WASHINGTON – A looming power play by Senate Republican leaders to clamp down on filibusters against judicial nominees is a high-risk strategy.
It could change the balance of power in the Senate, erode the rights of the minority party and backfire against Republicans in the long term.
The Senate is “not always going to be Republican,” former Senate Majority Leader Bob Dole, the 1996 GOP presidential candidate, is reminding fellow Republicans. “Think down the road,” he advises.
Dole is one of several former Senate majority leaders who have counseled a go-slow approach on the brink of a parliamentary war over Democratic filibusters – delaying tactics – against President Bush’s judicial nominees.
The current majority leader, Sen. Bill Frist, R-Tenn., and some other leading Republicans argue that the Constitution’s “advice and consent” clause is under assault. Requiring any threshold greater than a majority vote in the 100-member Senate for confirmation is unconstitutional, they say.
It now takes 60 votes to shut down a filibuster. That is fine for legislation, but inappropriate for judicial nominations, Frist and his colleagues argue.

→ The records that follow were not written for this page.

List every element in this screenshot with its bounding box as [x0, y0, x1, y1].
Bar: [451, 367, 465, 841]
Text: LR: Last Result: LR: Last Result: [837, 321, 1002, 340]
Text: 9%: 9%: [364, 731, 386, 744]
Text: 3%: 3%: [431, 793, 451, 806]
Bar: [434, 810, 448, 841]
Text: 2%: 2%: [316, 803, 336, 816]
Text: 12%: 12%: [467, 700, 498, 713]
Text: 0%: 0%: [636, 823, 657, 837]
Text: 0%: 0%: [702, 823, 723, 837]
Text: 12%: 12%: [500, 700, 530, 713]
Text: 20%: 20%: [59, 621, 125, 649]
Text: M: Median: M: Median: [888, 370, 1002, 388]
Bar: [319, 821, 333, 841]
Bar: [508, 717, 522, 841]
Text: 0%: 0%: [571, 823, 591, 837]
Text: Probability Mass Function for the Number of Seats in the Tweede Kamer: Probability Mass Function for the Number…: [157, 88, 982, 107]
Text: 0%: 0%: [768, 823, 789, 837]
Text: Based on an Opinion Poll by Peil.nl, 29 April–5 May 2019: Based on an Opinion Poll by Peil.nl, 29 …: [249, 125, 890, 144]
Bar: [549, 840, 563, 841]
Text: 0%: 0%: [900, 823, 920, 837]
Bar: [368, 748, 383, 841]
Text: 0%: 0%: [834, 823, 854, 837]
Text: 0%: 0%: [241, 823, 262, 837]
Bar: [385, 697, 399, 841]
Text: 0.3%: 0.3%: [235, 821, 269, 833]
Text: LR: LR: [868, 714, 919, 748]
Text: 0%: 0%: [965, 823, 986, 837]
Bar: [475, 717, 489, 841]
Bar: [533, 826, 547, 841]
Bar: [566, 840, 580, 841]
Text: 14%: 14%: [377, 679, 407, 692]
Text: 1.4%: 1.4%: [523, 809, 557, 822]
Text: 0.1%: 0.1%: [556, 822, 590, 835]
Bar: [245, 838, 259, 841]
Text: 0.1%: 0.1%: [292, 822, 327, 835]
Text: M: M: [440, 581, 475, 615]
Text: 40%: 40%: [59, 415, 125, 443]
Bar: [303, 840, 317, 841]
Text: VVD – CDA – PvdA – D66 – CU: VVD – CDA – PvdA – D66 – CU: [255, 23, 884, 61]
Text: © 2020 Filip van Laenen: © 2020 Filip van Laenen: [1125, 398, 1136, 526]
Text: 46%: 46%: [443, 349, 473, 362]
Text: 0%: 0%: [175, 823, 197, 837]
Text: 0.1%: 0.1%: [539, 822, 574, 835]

Frist soon may seek to declare that a judicial nominee needs only a 51-vote majority and cannot be subject to the 60-vote margin needed to stop a filibuster.
Some are calling this approach the “nuclear option,” one sure to cause Democrats to retaliate and sour any semblance of a working relationship between the parties.
A likely 2008 presidential contender, Frist is under pressure to force a Senate showdown in the coming weeks. But not every Senate Republican is with him on the issue.
“Someday there will be a liberal Democrat president and a liberal Democrat Congress,” Sen. John McCain, R-Ariz., told MSNBC last week. “Do we want a bunch of liberal judges approved by the Senate of the United States with 51 votes if Democrats are in the majority?”
Upping the ante is Frist’s planned taped message with Christian conservatives who portray Democrats as “against people of faith” for blocking Bush’s nominees.
Further raising the temperature: Republicans who have criticized the federal judiciary over the Terri Schiavo feeding-tube case.
Democrats have promised to retaliate with maneuvers that could tie the Senate in knots. The Democrats’ leader, Sen. Harry Reid of Nevada, said a campaign by “radical Republicans” would overturn a 200-year tradition in the Senate and “stop the ability of senators from talking, from filibustering.”
The skirmish is a precursor to an expected battle over a Supreme Court nominee.
Both parties have used filibusters over the years and both parties have been accused of violating the rules.
It has been a long time since filibusters were conducted by senators who spoke hour after hour in the full Senate. One masterful practitioner was the late Sen. Strom Thurmond, R-S.C.
Now, for the most part, filibusters are merely threatened. Still, that usually is enough to trigger the filing of a motion, which requires 60 votes, to sharply limit debate. In practical terms, little can get through the Senate without at least 60 votes.
Barring filibusters for judicial nominations “would be a serious blow to minority rights in the Senate. There has always been some form of extended debate, although from 1917 on there have been ways of closing it off,” said Allan J. Lichtman, a political historian at American University.
In 1917, the Senate adopted a rule to cut off filibusters with a two-thirds vote of the chamber. The 67 vote requirement was reduced to the current 60 votes in 1975.
Sen. Robert C. Byrd, D-W.Va., now sharply denounces Republican tactics to limit filibusters, even likening the tactics to those used by Adolf Hitler in his rise to power.
But when he was majority leader in 1977, Byrd joined forces with then-Vice President Walter Mondale in crushing a filibuster by two members of his own party – Sens. Howard Metzenbaum, D-Ohio, and James Abourezk, D-S.D. – on a proposal to deregulate natural gas prices.
With Mondale presiding, Byrd manipulated Senate rules to force hundreds of pending amendments – filed as a delaying tactic – to be ruled out of order. Byrd later won adoption of a rule change barring such “filibusters by amendment.”
The White House insists publicly that it is keeping its distance from how the Senate conducts its business.
But Bush told newspaper editors last week: “I think my judges ought to get an up or down vote, period.”